Ao contrário: o governo Lula aprimorou esse modelo, levando as reservas ao exagero de US$ 300 bilhões, investindo dinheiro do BNDES em grandes empresas ou setores que geram emprego, saldando dívidas com o FMI, etc. Também aprimorou o aspecto social desse modelo, não só com verbas assistenciais (que representam pouco no orçamento anual, R$ 12 bilhões, e muito no retorno simbólico), mas sobretudo com a ampliação do crédito (a política mais determinante de seus mandatos, mais que o Bolsa Família), sem perder controle da dívida interna. A pergunta que ninguém se faz: será que as alternativas a Lula nas duas eleições, Serra e Alckmin, teriam tido o mesmo sucesso econômico e social? Considerando os bons ventos para o mundo emergente, é possível que sim. Mas não sei se teriam tido a mesma percepção para bolsas e créditos - e tenho certeza de que saberiam bem menos capitalizá-la politicamente.

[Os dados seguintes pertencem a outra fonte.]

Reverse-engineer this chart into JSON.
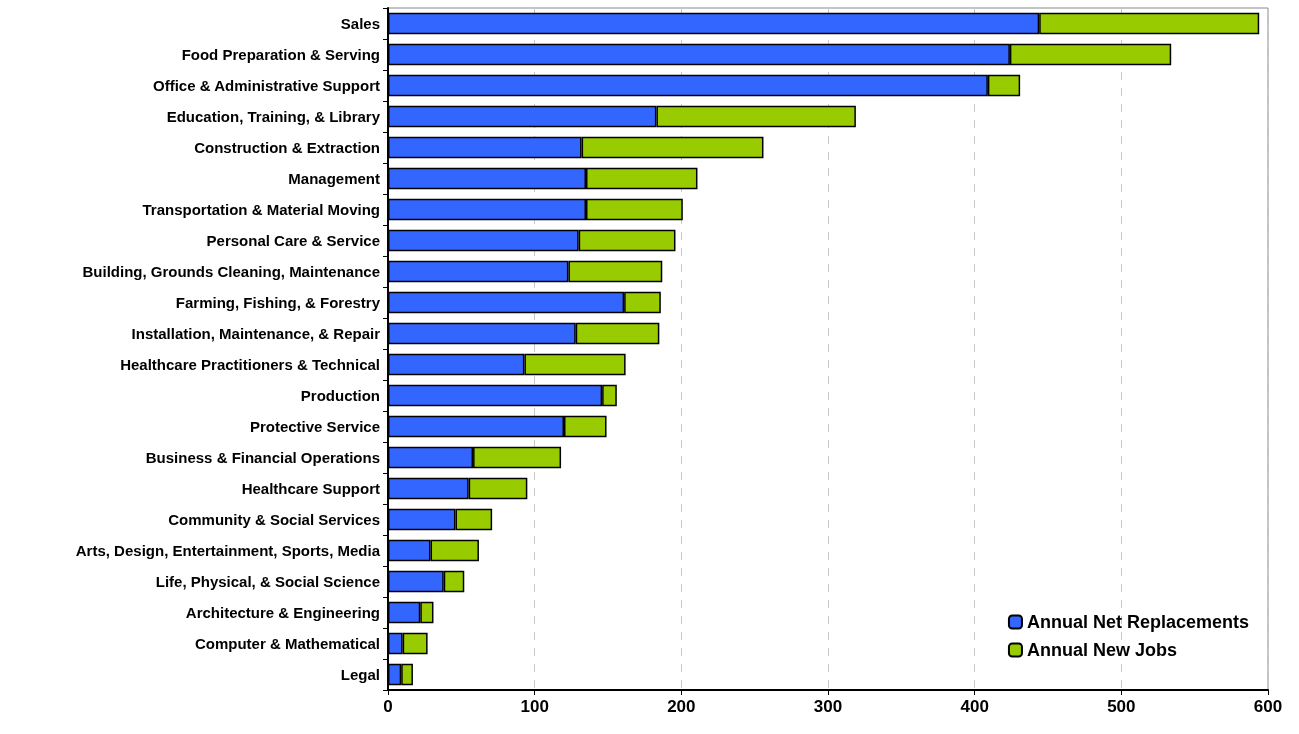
{
  "chart_data": {
    "type": "bar",
    "orientation": "horizontal",
    "stacked": true,
    "categories": [
      "Sales",
      "Food Preparation & Serving",
      "Office & Administrative Support",
      "Education, Training, & Library",
      "Construction & Extraction",
      "Management",
      "Transportation & Material Moving",
      "Personal Care & Service",
      "Building, Grounds Cleaning, Maintenance",
      "Farming, Fishing, & Forestry",
      "Installation, Maintenance, & Repair",
      "Healthcare Practitioners & Technical",
      "Production",
      "Protective Service",
      "Business & Financial Operations",
      "Healthcare Support",
      "Community & Social Services",
      "Arts, Design, Entertainment, Sports, Media",
      "Life, Physical, & Social Science",
      "Architecture & Engineering",
      "Computer & Mathematical",
      "Legal"
    ],
    "series": [
      {
        "name": "Annual Net Replacements",
        "color": "#3366ff",
        "values": [
          444,
          424,
          409,
          183,
          132,
          135,
          135,
          130,
          123,
          161,
          128,
          93,
          146,
          120,
          58,
          55,
          46,
          29,
          38,
          22,
          10,
          9
        ]
      },
      {
        "name": "Annual New Jobs",
        "color": "#99cc00",
        "values": [
          150,
          110,
          22,
          136,
          124,
          76,
          66,
          66,
          64,
          25,
          57,
          69,
          10,
          29,
          60,
          40,
          25,
          33,
          14,
          9,
          17,
          8
        ]
      }
    ],
    "xlim": [
      0,
      600
    ],
    "xticks": [
      0,
      100,
      200,
      300,
      400,
      500,
      600
    ],
    "grid": "x",
    "legend": "bottom right"
  }
}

Outra curiosidade dos anos Lula foi o tipo de crítica pessoal, raivosa e iludida que ele gerou em pessoas que, supostamente, eram favoráveis a essa política econômica, de agradar ao mercado e ampliar a classe média. Se eram favoráveis, por que não souberam reconhecer seu efeito eleitoral? O duplo mandato de Lula, que também era contra a reeleição no século passado, não teve um único traço de socialismo ou estatismo. Não teve nem mesmo de social-democracia, pois esta pressupõe o acesso universal e gratuito a educação e saúde. Suspeito que a gestão tucana de Lula inflou o preconceito dos que antes bajulavam tanto o governo FHC porque, afinal, o "guia" petista os deixou sem nenhuma bandeira própria. E a única saída que viram foi assumir sua retórica "de direita", com laivos religiosos e tudo, que os deixou cegos para a esperteza política de Lula, como a de recusar um terceiro mandato.

Lula não governou nem à esquerda nem à direita, muito pelo contrário... e com isso confundiu tanto seus áulicos quanto seus críticos. O PIB foi o que menos cresceu em média entre os emergentes (4%), mas cresceu mais que no período anterior (2,5%) - por isso ele não parou de comparar o tempo todo - e saiu da crise de 2009 com um índice acima de 7% em 2010. O desemprego medido pelo IBGE, ainda que reste tanta informalidade e a renda tenha apenas recuperado níveis de 15 anos atrás, termina abaixo de 6%, o que é quase pleno emprego. Os numerosos escândalos de corrupção, por mais que ele tenha construído sua carreira com o mesmo discurso udenista ("São 300 picaretas com anel de doutor") que hoje seus defensores acusam na oposição, foram rechaçados maquiavelicamente, pois o povo passou a dizer que, se são mesmo todos iguais, é melhor continuar com um igual que está dando certo.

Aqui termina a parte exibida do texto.